It can be rather challenging for legacy monitoring tools to monitor ephemeral and fast moving environments like Kubernetes. The good news though is, there are many new solutions that can help you with this.
When you are carrying out a monitoring operation for Kubernetes, it’s crucial to make sure that all the components are covered in it, including pod, container, cluster, and node. Also, there should be processes in place to combine the results of the monitoring and creating reports in order to take the correct measures.
Before moving forward, your DevOps team has to understand that monitoring a distributed system like Kubernetes is completely different from monitoring a simple client-server network. That is because monitoring network address or a server gives much lesser relevant information as compared to microservices.
Since Kubernetes is not self-monitoring, you need to come up with a monitoring strategy even before you choose the tool that can help you execute the strategy.
An ideal strategy will have highly tuned Kubernetes that can self-heal and protect itself against any downtime. The system will be able to use monitoring to identify critical issues before they even arise and then resort to self-healing.
Choosing monitoring tools and when to monitor
Every monitoring tool available for Kubernetes has its own set of pros and cons. That is why there is no one right answer for all types of requirements. In fact, most DevOps teams prefer to use a combination of monitoring tool sets to be able to monitor several everything simultaneously.

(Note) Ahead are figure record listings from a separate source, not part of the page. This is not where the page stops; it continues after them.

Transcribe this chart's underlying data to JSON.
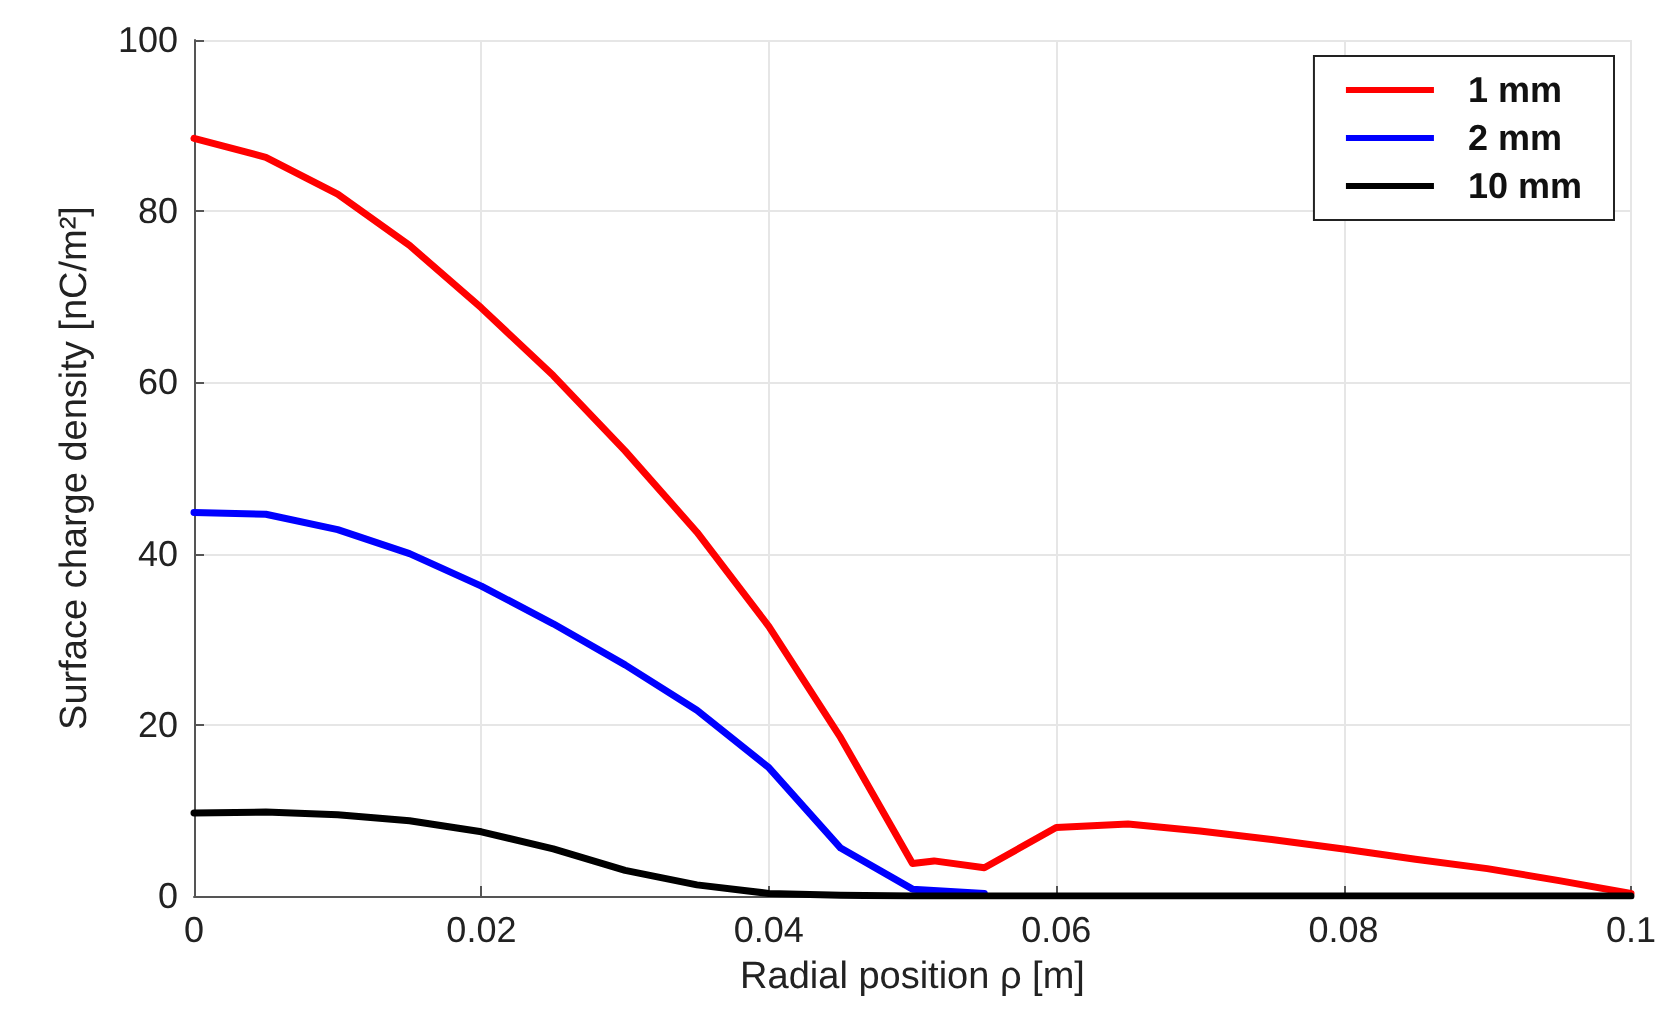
{
  "chart_data": {
    "type": "line",
    "xlabel": "Radial position ρ [m]",
    "ylabel": "Surface charge density [nC/m²]",
    "xlim": [
      0,
      0.1
    ],
    "xticks": [
      0,
      0.02,
      0.04,
      0.06,
      0.08,
      0.1
    ],
    "ylim": [
      0,
      100
    ],
    "yticks": [
      0,
      20,
      40,
      60,
      80,
      100
    ],
    "grid": true,
    "legend": "top right",
    "marker": "none",
    "line_style": "solid",
    "series": [
      {
        "name": "1 mm",
        "color": "#ff0000",
        "x": [
          0,
          0.005,
          0.01,
          0.015,
          0.02,
          0.025,
          0.03,
          0.035,
          0.04,
          0.045,
          0.05,
          0.0515,
          0.055,
          0.06,
          0.065,
          0.07,
          0.075,
          0.08,
          0.085,
          0.09,
          0.095,
          0.1
        ],
        "values": [
          88.5,
          86.3,
          82,
          76,
          68.7,
          60.8,
          52,
          42.5,
          31.5,
          18.5,
          3.8,
          4.1,
          3.3,
          8,
          8.4,
          7.6,
          6.6,
          5.5,
          4.3,
          3.2,
          1.8,
          0.3
        ]
      },
      {
        "name": "2 mm",
        "color": "#0000ff",
        "x": [
          0,
          0.005,
          0.01,
          0.015,
          0.02,
          0.025,
          0.03,
          0.035,
          0.04,
          0.045,
          0.05,
          0.055
        ],
        "values": [
          44.8,
          44.6,
          42.8,
          40,
          36.2,
          31.8,
          27,
          21.7,
          15,
          5.6,
          0.8,
          0.3
        ]
      },
      {
        "name": "10 mm",
        "color": "#000000",
        "x": [
          0,
          0.005,
          0.01,
          0.015,
          0.02,
          0.025,
          0.03,
          0.035,
          0.04,
          0.045,
          0.05,
          0.06,
          0.07,
          0.08,
          0.09,
          0.1
        ],
        "values": [
          9.7,
          9.8,
          9.5,
          8.8,
          7.5,
          5.5,
          3,
          1.3,
          0.3,
          0.1,
          0,
          0,
          0,
          0,
          0,
          0
        ]
      }
    ]
  }
}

Another thing to note is that many DevOps teams often think about monitoring requirements much too late in the entire development process, which proves to be a disadvantage. To implement a healthy DevOps culture, its best to start monitoring early in the development process and there are other factors that need to be considered as well.
Monitoring during development – All the features being developed should include monitoring, and it should be handled just like the other activities in the development phase.

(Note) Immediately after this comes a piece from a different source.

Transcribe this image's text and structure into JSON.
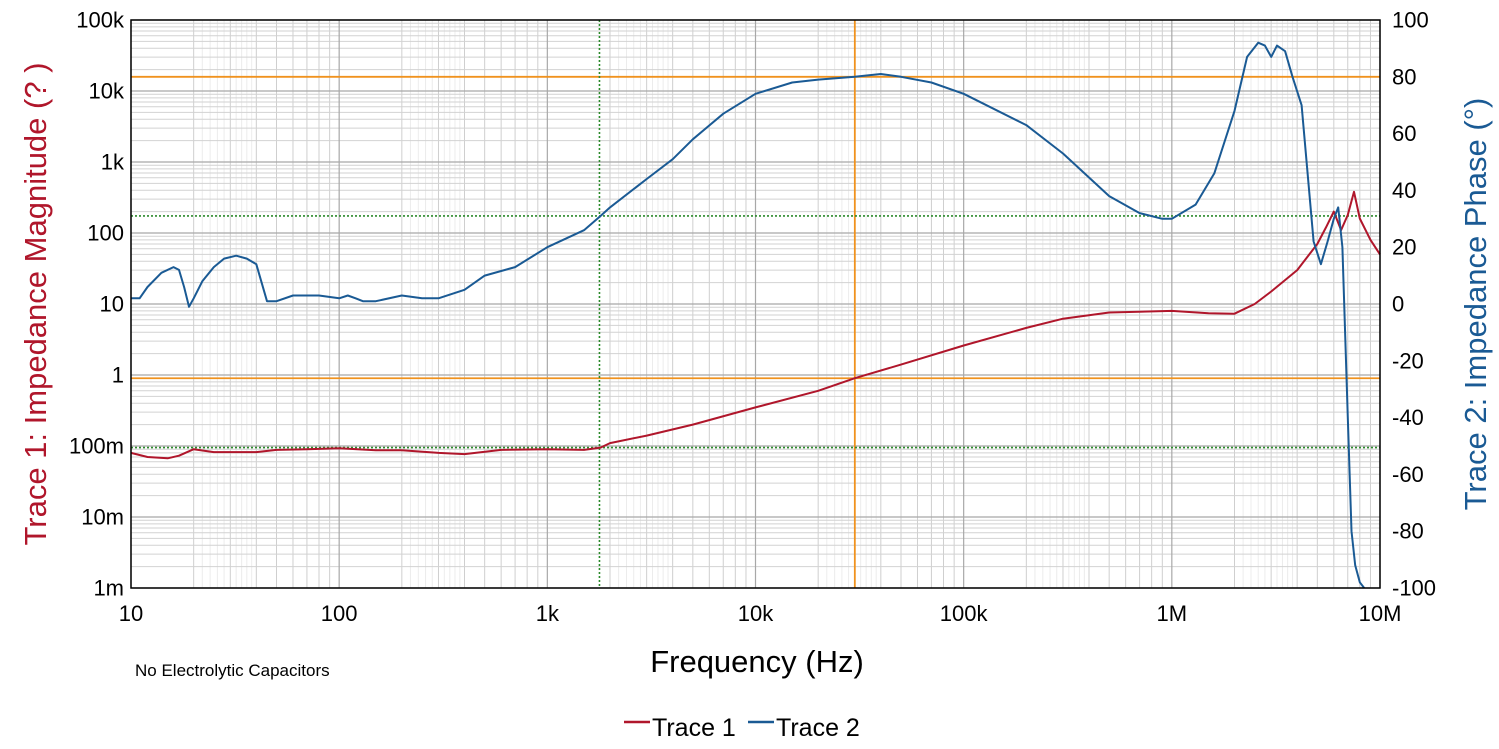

Monitoring non-functionals – Non-functionals like requests per second and response times should also be monitored which can help you identify small issues before they become big problems.
There are two levels to monitor the container environment of Kubernetes.
- Application process monitoring (APM) – This scans your custom code to find and locate any errors or bottlenecks
- Infrastructure monitoring – This helps collect metrics related to the container or the load like available memory, CPU load, and network I/O
Monitoring tools available for Kubernetes
The Grafana-Alertmanager-Prometheus (GAP) is a combination of three open source monitoring tools, which is flexible and powerful at the same time. You can use this to monitor your infrastructure and at the same time create alerts as well.
Part of the Cloud Native Computing Foundation (CNCF), Prometheus is a time series database. It is able to provide finely grained metrics by scraping data from the data points available on hosts and storing that data in its time series database. Though the large amount of data it captures also becomes one of its downsides since you cannot use it alone for long-term reporting or capacity management. That is where Grafana steps in since it allows you to front the data which is being scraped by Prometheus.
To connect to Grafana, all you have to do is add the Prometheus URL as a data source and then import the databases from it. Once that integration is done, you can connect Alertmanager with it to get timely monitoring alerts.
Sysdig is an open source monitoring tool which provides troubleshooting features but it’s not a full-service monitoring tool and neither can it store data to create trends. It is supported by a community, which makes Sysdig an affordable option for small teams.
Sysdig can implement RBAC into tooling, it has an agent-based solution for non-container platforms, and it also supports containerized implementation. Since it already has a service level agreement implementation, it allows you to check and get alerts according to response times, memory, and CPU. There are canned dashboards that you can use.
The only downside to using Sysdig is that to use it you need to install kernel headers. Though, the process has now been made much simpler with Sysdig able to rebuild a new module everytime a new kernel is present.
While Sysdig is the free and open source, there is premium support available for enterprise customers through Sysdig Monitor, and there are two types of solutions available- SaaS full-service monitoring and on-premise.
DataDog is a SaaS-only monitoring tool which integrates APM into its services. It provides flexibility with alert monitoring, and you also get access to dashboards through a UI. It can also provide APM for Python, Go, Ruby, and there will soon be a Java support as well.
You can connect DataDog to cloud provider environments, and it can consume data from sources like New Relic and Nagios. With its dashboards, you can overlay graphs, and it can process other APIs which expose data.
There is a service discovery option which allows DataDog to monitor dockerized containers across environments and hosts continuously.
As we mentioned above, monitoring Kubernetes is not an option but a crucial requirement, and it should be implemented right from the development phase.